Like Perkins, Patsy often toured with Johnny Cash, joining the show for stretches through southern Canada or the upper Midwest. She followed Cash through California too, and one night out there she’d clashed again with a male companion and Cash had carried her home. She stayed around for a few days until she healed. The act of hospitality contradicts the popular perception of the Cashes’ California household where we know Rosanne’s mother fretted over her drifting husband and Rosanne and her sisters pined for their dad. Indeed, there could be refuge and healing. According to the script, Vivian should have loathed Patsy, who came from the world that was stealing her husband away. “I would have thought that too,” admits Rosanne. “There was just something special about Patsy that my mother loved, just loved her. So if my mother felt that way about it, she could forgive anything, she could overlook it. I think all those [resentful] feelings were reserved for June.”

In front of the microphone, Rosanne brushes back her hair and digs in. There’s no self-consciousness. She’s scribbled out the lyrics on a yellow pad of paper, and with bifocals perched on her nose, she gets into the rhythm of the list of “She’s Got You.” She will screech to a halt when the lines elude her and curse flatness when it creeps in from time to time. But always she returns to battle.
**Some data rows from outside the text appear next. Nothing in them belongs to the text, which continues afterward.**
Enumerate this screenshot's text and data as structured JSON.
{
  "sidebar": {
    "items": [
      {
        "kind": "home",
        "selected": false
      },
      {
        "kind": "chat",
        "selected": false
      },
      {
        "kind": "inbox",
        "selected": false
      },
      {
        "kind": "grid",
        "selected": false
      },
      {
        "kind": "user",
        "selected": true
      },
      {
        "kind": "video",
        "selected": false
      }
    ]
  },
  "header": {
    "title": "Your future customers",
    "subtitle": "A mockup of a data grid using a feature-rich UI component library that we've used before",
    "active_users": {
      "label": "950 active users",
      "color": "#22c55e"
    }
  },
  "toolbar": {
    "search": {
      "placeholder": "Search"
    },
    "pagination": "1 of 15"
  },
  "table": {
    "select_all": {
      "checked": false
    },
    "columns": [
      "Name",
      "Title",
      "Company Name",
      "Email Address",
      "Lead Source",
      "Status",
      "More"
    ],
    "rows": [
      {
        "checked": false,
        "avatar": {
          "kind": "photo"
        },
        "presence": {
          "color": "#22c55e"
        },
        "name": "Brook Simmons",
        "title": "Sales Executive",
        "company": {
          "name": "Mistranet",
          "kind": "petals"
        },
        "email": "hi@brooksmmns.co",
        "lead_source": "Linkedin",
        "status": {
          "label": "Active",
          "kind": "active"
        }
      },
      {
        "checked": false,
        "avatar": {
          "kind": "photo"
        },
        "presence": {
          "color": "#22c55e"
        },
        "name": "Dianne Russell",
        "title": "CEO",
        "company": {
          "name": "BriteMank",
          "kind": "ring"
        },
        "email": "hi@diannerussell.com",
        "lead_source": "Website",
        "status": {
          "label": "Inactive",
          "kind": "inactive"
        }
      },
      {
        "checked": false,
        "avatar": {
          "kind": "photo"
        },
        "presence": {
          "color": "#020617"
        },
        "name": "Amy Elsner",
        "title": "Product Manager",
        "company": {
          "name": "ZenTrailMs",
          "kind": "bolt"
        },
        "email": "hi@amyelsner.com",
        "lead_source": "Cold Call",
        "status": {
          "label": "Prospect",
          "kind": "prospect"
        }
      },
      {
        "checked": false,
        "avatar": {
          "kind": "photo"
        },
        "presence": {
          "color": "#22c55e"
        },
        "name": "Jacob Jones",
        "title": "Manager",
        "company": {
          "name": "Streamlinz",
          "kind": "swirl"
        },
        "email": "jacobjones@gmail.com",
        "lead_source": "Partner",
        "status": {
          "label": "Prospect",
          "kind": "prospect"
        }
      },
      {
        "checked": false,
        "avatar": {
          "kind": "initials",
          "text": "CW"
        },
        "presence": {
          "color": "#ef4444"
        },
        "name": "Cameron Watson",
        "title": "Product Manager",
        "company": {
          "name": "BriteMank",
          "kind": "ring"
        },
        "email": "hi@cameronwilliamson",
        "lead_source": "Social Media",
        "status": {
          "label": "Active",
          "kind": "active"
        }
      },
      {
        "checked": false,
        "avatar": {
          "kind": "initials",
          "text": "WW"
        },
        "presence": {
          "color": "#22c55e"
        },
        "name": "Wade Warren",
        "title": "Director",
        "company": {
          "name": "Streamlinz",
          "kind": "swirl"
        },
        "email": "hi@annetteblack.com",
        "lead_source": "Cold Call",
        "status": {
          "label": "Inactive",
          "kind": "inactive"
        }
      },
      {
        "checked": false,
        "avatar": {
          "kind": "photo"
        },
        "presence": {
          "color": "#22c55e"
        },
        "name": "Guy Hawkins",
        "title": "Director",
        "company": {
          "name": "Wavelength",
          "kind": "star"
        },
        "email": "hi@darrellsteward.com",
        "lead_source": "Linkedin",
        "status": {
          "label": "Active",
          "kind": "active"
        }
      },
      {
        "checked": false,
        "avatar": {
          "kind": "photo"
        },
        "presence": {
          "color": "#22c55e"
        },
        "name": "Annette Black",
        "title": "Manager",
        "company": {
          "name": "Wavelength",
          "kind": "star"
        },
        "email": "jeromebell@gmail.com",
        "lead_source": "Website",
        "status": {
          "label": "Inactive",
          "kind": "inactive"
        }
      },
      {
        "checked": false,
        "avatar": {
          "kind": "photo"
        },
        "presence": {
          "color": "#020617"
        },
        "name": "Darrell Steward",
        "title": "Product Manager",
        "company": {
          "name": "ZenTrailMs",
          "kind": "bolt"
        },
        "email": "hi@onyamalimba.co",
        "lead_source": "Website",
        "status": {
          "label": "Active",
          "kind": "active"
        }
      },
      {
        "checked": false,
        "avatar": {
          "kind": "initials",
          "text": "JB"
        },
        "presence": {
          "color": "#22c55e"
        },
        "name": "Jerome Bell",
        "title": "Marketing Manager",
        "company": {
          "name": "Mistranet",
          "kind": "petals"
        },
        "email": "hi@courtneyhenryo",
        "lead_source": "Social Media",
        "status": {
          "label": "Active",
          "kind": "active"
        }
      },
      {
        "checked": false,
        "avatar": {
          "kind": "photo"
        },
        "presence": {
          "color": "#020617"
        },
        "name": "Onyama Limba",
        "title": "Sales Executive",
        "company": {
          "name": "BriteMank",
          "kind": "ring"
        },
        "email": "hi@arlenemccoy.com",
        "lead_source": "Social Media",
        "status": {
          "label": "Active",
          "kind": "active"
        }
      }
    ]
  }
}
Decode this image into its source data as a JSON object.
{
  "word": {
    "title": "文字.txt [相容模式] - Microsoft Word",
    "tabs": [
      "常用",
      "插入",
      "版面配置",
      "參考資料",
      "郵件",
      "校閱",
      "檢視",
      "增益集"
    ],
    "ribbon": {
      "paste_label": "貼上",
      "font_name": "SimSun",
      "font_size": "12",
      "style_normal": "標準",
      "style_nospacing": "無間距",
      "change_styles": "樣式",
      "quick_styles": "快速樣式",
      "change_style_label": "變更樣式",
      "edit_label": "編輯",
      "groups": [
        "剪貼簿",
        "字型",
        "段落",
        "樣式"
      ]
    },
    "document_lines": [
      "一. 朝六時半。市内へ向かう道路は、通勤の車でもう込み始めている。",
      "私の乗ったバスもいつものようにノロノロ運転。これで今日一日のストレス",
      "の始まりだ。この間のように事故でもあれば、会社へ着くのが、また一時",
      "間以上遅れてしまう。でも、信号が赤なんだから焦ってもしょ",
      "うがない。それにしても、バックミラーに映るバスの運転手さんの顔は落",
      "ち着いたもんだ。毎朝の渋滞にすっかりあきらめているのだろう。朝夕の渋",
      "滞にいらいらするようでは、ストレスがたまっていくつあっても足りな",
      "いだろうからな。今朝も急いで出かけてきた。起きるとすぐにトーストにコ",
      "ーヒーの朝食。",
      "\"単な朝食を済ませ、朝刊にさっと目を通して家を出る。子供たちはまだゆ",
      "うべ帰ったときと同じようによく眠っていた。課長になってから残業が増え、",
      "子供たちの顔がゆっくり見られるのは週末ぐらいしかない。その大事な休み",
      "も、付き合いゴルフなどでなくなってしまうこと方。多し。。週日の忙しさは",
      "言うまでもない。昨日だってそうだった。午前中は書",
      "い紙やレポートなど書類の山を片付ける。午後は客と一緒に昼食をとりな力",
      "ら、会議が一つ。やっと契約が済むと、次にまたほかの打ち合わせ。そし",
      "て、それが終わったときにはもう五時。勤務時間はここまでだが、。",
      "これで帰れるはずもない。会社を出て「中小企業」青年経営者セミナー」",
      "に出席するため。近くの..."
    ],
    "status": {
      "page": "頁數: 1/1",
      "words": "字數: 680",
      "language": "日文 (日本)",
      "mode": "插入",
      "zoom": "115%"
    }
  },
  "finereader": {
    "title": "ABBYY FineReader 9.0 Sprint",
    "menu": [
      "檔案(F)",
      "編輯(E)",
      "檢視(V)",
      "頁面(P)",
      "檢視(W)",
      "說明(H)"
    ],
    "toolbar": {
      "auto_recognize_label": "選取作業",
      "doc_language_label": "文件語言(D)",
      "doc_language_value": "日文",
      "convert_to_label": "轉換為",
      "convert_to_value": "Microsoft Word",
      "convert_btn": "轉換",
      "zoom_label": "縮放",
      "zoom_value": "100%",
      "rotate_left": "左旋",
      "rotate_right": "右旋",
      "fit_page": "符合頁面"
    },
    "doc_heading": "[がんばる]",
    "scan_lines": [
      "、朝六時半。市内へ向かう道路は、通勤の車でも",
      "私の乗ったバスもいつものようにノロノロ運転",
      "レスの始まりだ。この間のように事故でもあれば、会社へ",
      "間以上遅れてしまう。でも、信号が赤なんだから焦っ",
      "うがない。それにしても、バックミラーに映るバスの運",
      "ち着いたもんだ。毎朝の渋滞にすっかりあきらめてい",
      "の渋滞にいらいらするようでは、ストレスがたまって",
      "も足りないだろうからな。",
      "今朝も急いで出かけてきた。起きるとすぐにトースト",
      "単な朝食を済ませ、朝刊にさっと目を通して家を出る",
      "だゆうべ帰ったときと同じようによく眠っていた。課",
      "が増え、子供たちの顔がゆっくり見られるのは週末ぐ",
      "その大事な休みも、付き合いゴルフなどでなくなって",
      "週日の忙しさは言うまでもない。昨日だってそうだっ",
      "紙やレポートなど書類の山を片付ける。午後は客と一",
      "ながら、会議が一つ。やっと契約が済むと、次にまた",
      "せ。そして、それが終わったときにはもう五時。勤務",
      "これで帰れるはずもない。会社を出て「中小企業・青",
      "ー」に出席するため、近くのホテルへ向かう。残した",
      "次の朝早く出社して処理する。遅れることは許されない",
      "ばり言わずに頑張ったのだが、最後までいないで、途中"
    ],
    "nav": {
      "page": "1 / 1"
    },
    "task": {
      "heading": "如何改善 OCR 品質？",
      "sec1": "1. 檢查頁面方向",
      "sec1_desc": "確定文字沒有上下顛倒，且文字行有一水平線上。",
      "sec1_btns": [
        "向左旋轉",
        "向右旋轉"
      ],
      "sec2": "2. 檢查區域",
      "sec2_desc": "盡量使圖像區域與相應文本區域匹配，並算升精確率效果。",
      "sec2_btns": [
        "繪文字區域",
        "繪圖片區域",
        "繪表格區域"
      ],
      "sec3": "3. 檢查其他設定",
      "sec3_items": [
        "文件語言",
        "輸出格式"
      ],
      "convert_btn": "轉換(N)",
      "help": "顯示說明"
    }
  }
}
Lifting her scarf back up around her neck, she tells John to start over. “Keep the first two verses,” she demands. “But let me get this third one.”

At times John fails to see what has dissatisfied Rosanne when she stops, but he dutifully begins again with her, punching up the track where she has left it and watching her levels intently as she continues. But it cuts the other way too. According no license to their marriage, he stops her midline. “It’s a little shrill. Do it one more time.” She heeds him. She will rarely protest. Rosanne trusts John’s instincts. She lets him produce and allows him his vision.

This dance will conclude minutes after the noon hour. “She’s Got You” is done . . . for today.